The donor has multiple risk factors to have hyperacute AMR. First, the HLA mismatch (4 mismatches) and preexisting DSAs with high titers, and RIS of 25 (>17), and second, the ABO incompatibility.
So if we assume that the patient is ABO compatible based on the low titer of isoagglutinin and assuming that the donor has A2 blood group, the recipient has a high risk of hyperacute rejection if not adequately desensitized. But if no alternative donor, I would accept the donation with desensitization protocol and induction/maintenance therapy compatible with his high risk.
• If yes, what is your immunosuppression plan?
Desensitization therapy would include plasmapheresis, IVIG + rituximab to hit the double sensitization (DSA and ant-ABO isoagglutinins) followed by induction with r-ATG and triple immunosuppression CNI based.
• If no, would you accept another donor who is HLA compatible but ABO incompatible?
ABO incompatible donation was shown to have same survival and graft survival on the long term. But, patient with HLA incompatible was shown to have risk of de novo DSA, risk of AMR and poorer graft survival.

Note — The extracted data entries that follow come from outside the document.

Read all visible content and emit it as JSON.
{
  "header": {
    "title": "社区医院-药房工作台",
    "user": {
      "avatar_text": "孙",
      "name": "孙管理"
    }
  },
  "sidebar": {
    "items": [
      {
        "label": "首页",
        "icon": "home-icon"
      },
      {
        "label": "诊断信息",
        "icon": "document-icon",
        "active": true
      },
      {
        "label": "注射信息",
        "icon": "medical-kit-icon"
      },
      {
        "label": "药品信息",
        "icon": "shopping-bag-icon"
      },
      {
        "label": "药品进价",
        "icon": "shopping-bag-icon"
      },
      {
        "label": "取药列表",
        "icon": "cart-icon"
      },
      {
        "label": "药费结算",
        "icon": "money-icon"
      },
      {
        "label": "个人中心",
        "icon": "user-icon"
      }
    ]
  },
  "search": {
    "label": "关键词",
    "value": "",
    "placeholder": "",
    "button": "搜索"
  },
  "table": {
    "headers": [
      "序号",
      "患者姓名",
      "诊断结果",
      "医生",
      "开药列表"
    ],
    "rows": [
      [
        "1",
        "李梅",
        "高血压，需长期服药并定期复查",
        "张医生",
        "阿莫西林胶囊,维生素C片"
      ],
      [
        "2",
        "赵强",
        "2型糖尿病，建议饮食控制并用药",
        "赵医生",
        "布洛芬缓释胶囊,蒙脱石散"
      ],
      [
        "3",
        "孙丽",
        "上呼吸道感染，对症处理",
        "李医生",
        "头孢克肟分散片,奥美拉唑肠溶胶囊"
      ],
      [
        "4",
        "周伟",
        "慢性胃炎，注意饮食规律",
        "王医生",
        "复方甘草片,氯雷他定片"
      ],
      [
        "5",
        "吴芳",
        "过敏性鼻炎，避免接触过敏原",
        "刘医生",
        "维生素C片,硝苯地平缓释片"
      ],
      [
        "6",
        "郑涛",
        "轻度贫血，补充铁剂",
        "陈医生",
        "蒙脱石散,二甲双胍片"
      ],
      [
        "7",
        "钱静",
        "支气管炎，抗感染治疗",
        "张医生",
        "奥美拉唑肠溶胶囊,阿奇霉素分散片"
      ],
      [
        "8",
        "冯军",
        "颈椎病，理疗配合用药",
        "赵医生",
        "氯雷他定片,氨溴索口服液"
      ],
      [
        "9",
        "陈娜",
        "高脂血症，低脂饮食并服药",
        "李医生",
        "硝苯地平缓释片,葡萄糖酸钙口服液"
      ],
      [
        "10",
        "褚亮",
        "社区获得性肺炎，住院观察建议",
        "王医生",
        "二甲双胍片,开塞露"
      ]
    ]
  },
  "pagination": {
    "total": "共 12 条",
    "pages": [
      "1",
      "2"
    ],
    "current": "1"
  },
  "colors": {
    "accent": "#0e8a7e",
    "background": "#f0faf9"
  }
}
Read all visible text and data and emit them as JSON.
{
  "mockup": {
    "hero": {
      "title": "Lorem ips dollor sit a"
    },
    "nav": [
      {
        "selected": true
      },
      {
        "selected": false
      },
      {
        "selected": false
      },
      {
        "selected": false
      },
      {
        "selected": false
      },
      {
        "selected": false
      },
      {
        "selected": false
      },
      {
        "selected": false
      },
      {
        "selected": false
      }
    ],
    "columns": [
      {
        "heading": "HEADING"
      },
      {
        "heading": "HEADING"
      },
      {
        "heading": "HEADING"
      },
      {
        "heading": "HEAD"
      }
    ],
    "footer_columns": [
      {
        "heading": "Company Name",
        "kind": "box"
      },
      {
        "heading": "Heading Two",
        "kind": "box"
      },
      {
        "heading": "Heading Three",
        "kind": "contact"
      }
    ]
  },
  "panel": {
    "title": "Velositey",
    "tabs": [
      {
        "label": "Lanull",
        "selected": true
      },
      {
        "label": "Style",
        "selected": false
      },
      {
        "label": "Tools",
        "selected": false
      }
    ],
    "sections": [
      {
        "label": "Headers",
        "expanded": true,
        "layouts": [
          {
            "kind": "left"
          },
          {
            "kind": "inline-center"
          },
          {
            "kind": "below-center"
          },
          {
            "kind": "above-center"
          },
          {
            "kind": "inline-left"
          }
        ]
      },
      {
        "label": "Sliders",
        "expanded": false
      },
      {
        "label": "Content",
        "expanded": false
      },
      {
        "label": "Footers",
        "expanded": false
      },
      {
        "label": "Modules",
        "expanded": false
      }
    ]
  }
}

So. I would prefer ABO incompatible with low titers on HLA high mismatch, especially in the presence of anti-HLA DSA.
• If no, would you accept another donor who is ABO compatible but HLA incompatible?
If the donor and recipient are ABO compatible, HLA incompatible has been associated with poor graft and survival outcomes. The higher the mismatch, the poorer the outcome.
What are the potions available?
Alternative options are Paired Exchange Kidney program and deceased donor kidney
As decision maker would you transplant this patient?
Remember as practicing nephrologists we need to practice decision taking whatever differences we have with others and even literatures and papers provided we give our reasons and justifications for our decisions
If I have to be the decision maker, I will not proceed with this transplantation, as we have both ABO and HLA incompatibility along with DSA.